Vector is also using genetically engineered tobacco to produce reduced- nicotine and very-low-nicotine cigarettes. When Mark Conkling, now Vector's vice president of genetic research, was a professor at North Carolina State University, he serendipitously cloned a key enzyme in tobacco's nicotine synthesis pathway--quinolinate phosphoribosyl transferase (QBT). "Once we had the gene ... we introduced it back to make a transgenic tobacco plant," says Conkling. Using Agrobacterium tumefaciens, researchers stably integrated the gene into the tobacco genome. A curiosity of this approach is that about 10% of the time the inserted gene inhibits the endogenous gene. Thus, they could isolate QBT knockout plants. Vector is now using one of these clones to produce low-nicotine Quest cigarettes.

The public health sector is skeptical about the safety of these products, partly because of the hope, and subsequent letdown, of low-tar cigarettes. "People just smoke them much more efficiently, inhale deeper, and don't put it down as much," says Gregory Dalack, University of Michigan, Department of Psychiatry. "That is part of the power of the addiction: They do it unconsciously." Says Warner: "We got very badly fooled by low-tar cigarettes. Most people thought these would be safer. ... Today, doctors are finding new forms of lung cancer, farther down in the lungs, attributed to people sucking down harder (on low-tar cigarettes)."

Filtered cigarettes, introduced in the 1950s, were another ruse, he says.
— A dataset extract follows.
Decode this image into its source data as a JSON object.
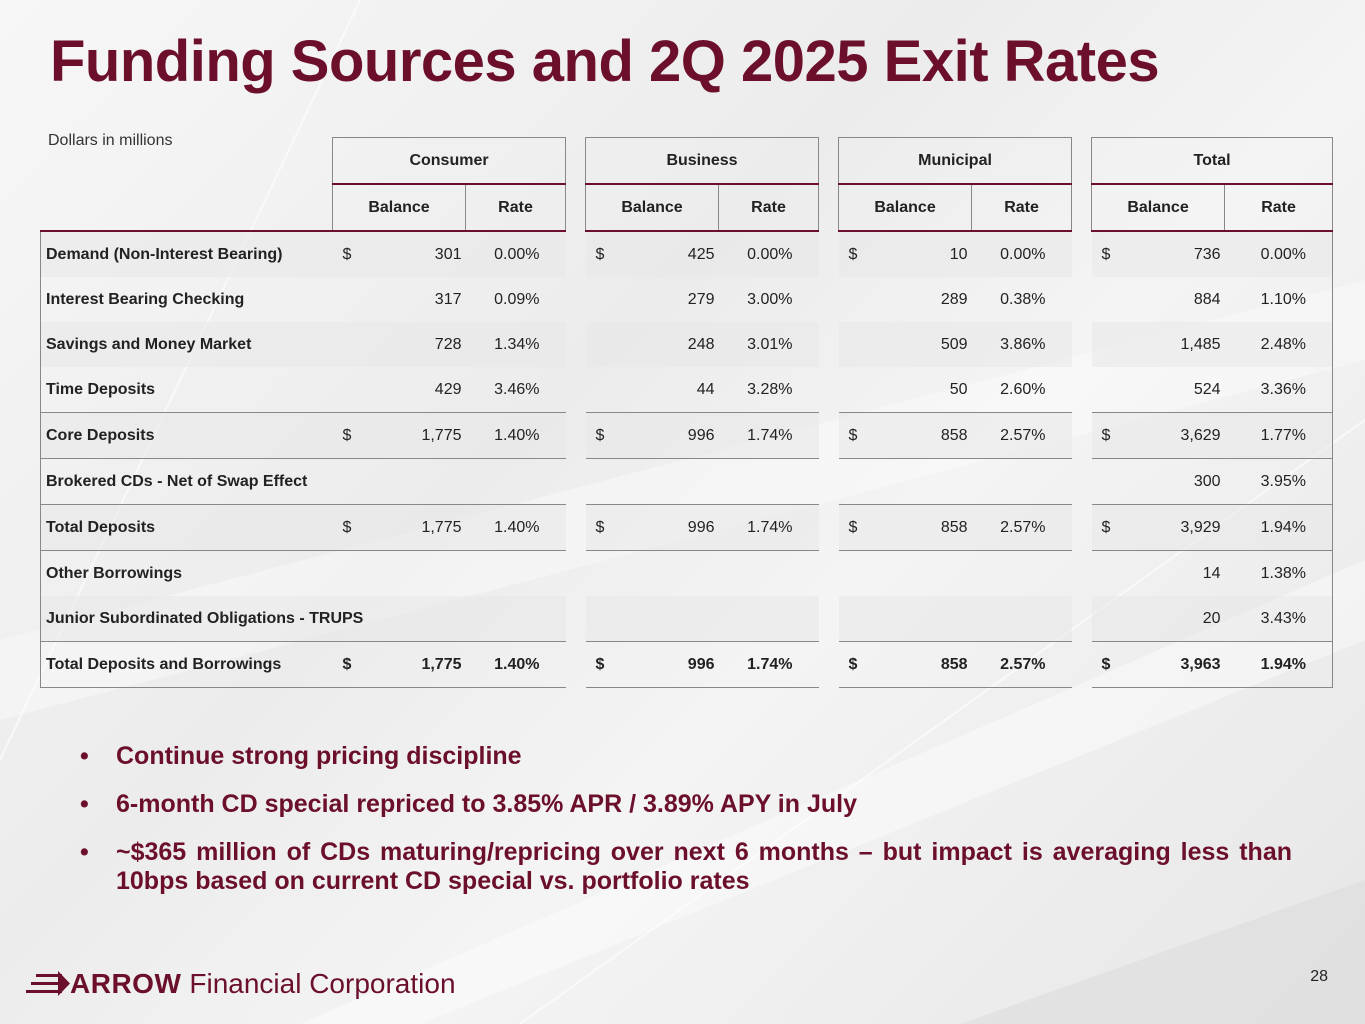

Warner also notes that the new products could have added risks; he cites a 1998 study showing that the filters in Eclipse cigarettes release inhalable fiberglass particles, probably due to mechanical disruption during manufacturing.3 R.J. Reynolds, Eclipse's manufacturer, published its own analysis in 2000 showing that fiberglass particles did not exceed background levels.4

Although hardly enthusiastic, research-ers seem more optimistic about Quest, which in some ways is the exact opposite of nicotine-replacement products. "These new, very-low-nicotine cigarettes will ... give you the opportunity to deal with the nicotine withdrawal while maintaining the behavior. That may work for some people," says Warner. However, the cigarettes will have to go through Food and Drug Administration efficacy trials, he says, before people will have confidence that they actually work for smoking cessation. Vector says trials are planned.
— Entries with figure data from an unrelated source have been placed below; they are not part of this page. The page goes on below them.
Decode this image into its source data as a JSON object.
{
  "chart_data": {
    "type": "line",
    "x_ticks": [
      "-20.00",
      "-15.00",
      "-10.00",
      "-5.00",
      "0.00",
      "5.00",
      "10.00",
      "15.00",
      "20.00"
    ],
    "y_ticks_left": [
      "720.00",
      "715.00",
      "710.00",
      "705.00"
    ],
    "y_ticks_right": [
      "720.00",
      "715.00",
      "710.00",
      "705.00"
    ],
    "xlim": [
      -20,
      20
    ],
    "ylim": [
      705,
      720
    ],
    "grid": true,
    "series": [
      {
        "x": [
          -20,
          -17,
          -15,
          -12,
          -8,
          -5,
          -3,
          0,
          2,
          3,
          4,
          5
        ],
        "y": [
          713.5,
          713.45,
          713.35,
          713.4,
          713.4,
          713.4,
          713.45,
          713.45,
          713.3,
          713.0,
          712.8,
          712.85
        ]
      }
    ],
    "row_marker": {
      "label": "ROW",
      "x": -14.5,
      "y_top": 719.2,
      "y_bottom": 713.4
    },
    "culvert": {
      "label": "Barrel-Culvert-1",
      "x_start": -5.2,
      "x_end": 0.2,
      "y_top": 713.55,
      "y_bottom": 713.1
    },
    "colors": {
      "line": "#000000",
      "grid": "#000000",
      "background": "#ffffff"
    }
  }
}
Others think these cigarettes won't sell. "Smokers will go back to the nicotine to get that hit as long as it's available to them," says Robert Naso, senior vice president at Nabi Biopharmaceuticals, which is testing a nicotine vaccine. Vector's Albino rails against such criticism. "It's reverse, insane logic. The public health community has been calling for reduction of nicotine levels and a product like this for years, and Vector did it. They should embrace Quest and work with us if they really want to have an impact. ... The cigarette companies have acknowledged that smoking is harmful, addictive. ... The war is over. Just say[ing] no to drugs didn't work, and just say[ing] no to tobacco isn't going to work."
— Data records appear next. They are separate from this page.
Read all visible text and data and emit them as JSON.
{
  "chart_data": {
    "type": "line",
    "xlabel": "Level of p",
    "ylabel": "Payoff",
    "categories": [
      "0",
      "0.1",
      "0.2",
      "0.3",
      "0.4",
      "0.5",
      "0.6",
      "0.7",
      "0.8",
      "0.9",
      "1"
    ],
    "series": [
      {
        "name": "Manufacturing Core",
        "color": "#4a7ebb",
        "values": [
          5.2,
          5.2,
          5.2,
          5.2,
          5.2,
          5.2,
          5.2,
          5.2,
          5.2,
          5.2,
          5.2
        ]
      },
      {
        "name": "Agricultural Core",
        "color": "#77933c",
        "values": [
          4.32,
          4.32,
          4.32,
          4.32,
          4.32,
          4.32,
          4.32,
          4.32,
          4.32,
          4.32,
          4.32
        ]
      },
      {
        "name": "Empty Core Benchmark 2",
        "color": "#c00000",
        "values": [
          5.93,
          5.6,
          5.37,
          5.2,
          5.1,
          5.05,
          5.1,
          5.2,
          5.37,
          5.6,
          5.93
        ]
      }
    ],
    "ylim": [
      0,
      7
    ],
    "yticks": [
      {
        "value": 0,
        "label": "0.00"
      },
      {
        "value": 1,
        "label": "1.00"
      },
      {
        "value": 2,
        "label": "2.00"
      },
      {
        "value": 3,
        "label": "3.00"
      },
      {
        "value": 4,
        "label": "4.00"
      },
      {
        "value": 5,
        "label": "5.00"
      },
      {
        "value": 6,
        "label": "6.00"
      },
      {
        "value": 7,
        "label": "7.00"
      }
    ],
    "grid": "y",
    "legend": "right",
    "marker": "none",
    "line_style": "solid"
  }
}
Says Timothy Baker, associate director, Center for Tobacco Research and Intervention, University of Wisconsin: "The best way to avoid smoking-related increases in morbidity and mortality is to stop smoking. That is the only thing we know with great certainty."

Mignon Fogarty ( is a freelance writer in Santa Cruz, Calif.

1. D.L. Bowman et al., "Relationship between FTC 'tar' and urine mutagenicity in smokers of tobacco-burning or Eclipse cigarettes," Mutation Research, 521:137-49, Nov. 26, 2002.

2. K.O. Fagerstrom et al., "Long-term effects of the Eclipse cigarette substitute and the nicotine inhaler in smokers not interested in quitting," Nicotine Tobacco Research, 4[suppl 2]:141-5, 2002.

3. J.L. Pauly et al., "Glass fiber contamination of cigarette filters: an additional health risk to the smoker?" Cancer Epidemiol Biomarkers Prev, 7:967-79, 1998.

4. M.A. Higuchi et al., "Analysis of potential transfer of continuous glass filament from Eclipse cigarettes," Inhal Toxicol, 12:617-40, 2000.